Die Idee Hermann Gmeiners, verwaisten und verlassenen Kindern in der Nachkriegszeit ein neues Zuhause zu geben, wurde 1949 mit der Gründung des Vereins SOS-Kinderdorf und der Errichtung des ersten SOS-Kinderdorfes hier in Imst umgesetzt. Als Vorbild diente das hauptsächlich für Kriegswaisen 1944 bis 1946 entstandene Schweizer Kinderdorf in Trogen AR, das nach dem Schweizer Philanthropen und Päda­gogen „Kinderdorf Pestalozzi“ benannt wurde. Eröffnet wurde das erste Haus („Haus Frieden“) am 15. April 1951. Hermann Gmeiner investierte sein gesamtes Vermögen von 600 Schilling in die ersten Spendenaufrufe, die dazu aufforderten, den Verein mit einem Schilling monatlich zu unterstützen. Diese Aufrufe fanden eine unerwartete Resonanz.

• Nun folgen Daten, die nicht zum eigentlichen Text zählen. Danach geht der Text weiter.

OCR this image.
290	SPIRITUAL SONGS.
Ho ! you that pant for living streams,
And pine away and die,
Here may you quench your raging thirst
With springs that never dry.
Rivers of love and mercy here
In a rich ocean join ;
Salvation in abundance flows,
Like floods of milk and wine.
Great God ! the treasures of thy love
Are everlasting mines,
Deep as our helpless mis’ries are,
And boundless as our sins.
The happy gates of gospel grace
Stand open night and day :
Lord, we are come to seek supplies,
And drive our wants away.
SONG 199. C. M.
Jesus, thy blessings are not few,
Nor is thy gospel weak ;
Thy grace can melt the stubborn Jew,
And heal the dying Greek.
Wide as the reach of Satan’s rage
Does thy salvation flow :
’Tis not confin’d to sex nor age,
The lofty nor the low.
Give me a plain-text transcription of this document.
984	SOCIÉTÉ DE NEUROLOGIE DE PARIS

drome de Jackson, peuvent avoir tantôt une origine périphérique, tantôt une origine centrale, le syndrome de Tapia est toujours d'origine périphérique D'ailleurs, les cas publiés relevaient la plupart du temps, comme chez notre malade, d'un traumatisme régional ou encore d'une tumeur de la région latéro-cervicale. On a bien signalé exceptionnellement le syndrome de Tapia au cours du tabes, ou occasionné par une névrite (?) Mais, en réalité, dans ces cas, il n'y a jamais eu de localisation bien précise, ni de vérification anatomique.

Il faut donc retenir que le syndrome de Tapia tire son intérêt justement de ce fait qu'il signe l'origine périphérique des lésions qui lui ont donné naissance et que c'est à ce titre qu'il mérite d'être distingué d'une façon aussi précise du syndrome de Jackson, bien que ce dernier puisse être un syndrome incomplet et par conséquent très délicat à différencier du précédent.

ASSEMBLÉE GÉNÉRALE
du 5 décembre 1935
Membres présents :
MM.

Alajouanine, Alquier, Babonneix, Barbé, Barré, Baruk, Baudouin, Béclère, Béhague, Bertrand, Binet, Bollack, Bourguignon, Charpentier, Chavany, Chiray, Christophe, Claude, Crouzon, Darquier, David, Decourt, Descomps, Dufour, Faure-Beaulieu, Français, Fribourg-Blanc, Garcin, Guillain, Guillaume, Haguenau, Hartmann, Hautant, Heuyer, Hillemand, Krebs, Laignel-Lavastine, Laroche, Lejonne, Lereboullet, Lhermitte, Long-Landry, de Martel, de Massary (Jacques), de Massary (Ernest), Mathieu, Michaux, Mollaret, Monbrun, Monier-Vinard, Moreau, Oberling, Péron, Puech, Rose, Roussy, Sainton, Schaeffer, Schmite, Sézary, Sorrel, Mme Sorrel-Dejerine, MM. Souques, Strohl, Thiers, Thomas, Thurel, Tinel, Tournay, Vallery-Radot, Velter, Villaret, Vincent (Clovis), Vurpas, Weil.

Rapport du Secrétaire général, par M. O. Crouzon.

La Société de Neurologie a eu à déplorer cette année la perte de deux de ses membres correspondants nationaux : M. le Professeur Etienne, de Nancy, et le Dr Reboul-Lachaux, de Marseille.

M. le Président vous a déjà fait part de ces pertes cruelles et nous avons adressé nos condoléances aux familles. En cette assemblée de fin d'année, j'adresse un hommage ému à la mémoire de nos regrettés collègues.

Hermann Gmeiner wurde am 23. Juni 1919 als sechstes von neun Kindern einer Bergbauernfamilie in Alberschwende im österreichischen Vorarlberg geboren. Mit fünf Jahren, im März 1925, wurde er durch den Tod seiner Mutter Angelika Halbwaise. Die älteste Schwester Elsa übernahm die mütterlichen Pflichten im Haus und stellte damit die wichtigste Bezugsperson für ihn und sieben weitere Geschwister dar.
Der frühe Verlust der Mutter und die Rolle seiner Schwester Elsa als Ersatzmutter für die Großfamilie wurde zu einem prägenden Erlebnis. Weggefährte Helmut Kutin betrachtet Elsas Aufopferung für die Familie und die Geborgenheit, die sie den Familienmitgliedern schenkte, als Schlüsselerlebnis, das Hermann Gmeiners ganzes Leben prägen sollte. Nach seiner Rückkehr aus dem Krieg, wo er mehrmals verwundet wurde, studierte Hermann Gmeiner in Innsbruck Medizin. In seiner knappen Freizeit war er auch in der katholischen Pfarre des Innsbrucker Stadtteiles Mariahilf tätig und kannte er den dortigen Kaplan Mayr. Als ihm im Winter 1947 ein zwölfjähriger Junge begegnete, dessen Schicksal ihn tief bewegte, kamen Erinnerungen an seine eigene Kindheit und seine Erlebnisse im Krieg hoch. Gmeiner wollte für den Jungen unbedingt etwas tun und ging mit seinem Anliegen zu Kaplan Mayr. So baute er eine neue Jugendgruppe auf. Er konnte 16 Jugendliche motivieren und gründete den Stoß-Trupp, der in der gesamten Tiroler katholischen Jugend bekannt wurde. Gmeiner besuchte während seiner Studienzeit eine „Erziehungsanstalt“, sprach mit Jugendfürsorgerinnen und diskutierte mit anderen Studenten. Schließlich reifte in ihm die Überzeugung, dass Heime und  Anstalten nicht der richtige Weg seien, um Kindern und Jugendlichen aus schwierigen Familienverhältnissen zu helfen. Dabei erinnerte er sich auch an seine eigene Kindheit, den frühen Verlust der Mutter und die Ersatzmutter in Gestalt seiner Schwester Elsa. Er entwarf  den Plan, ein Haus für diese Kinder zu bauen, wo eine Mutter ein richtiges Daheim schenken konnte, ja eine ganze Anzahl dieser Häuser sollte es sein, ein richtiges Kinderdorf.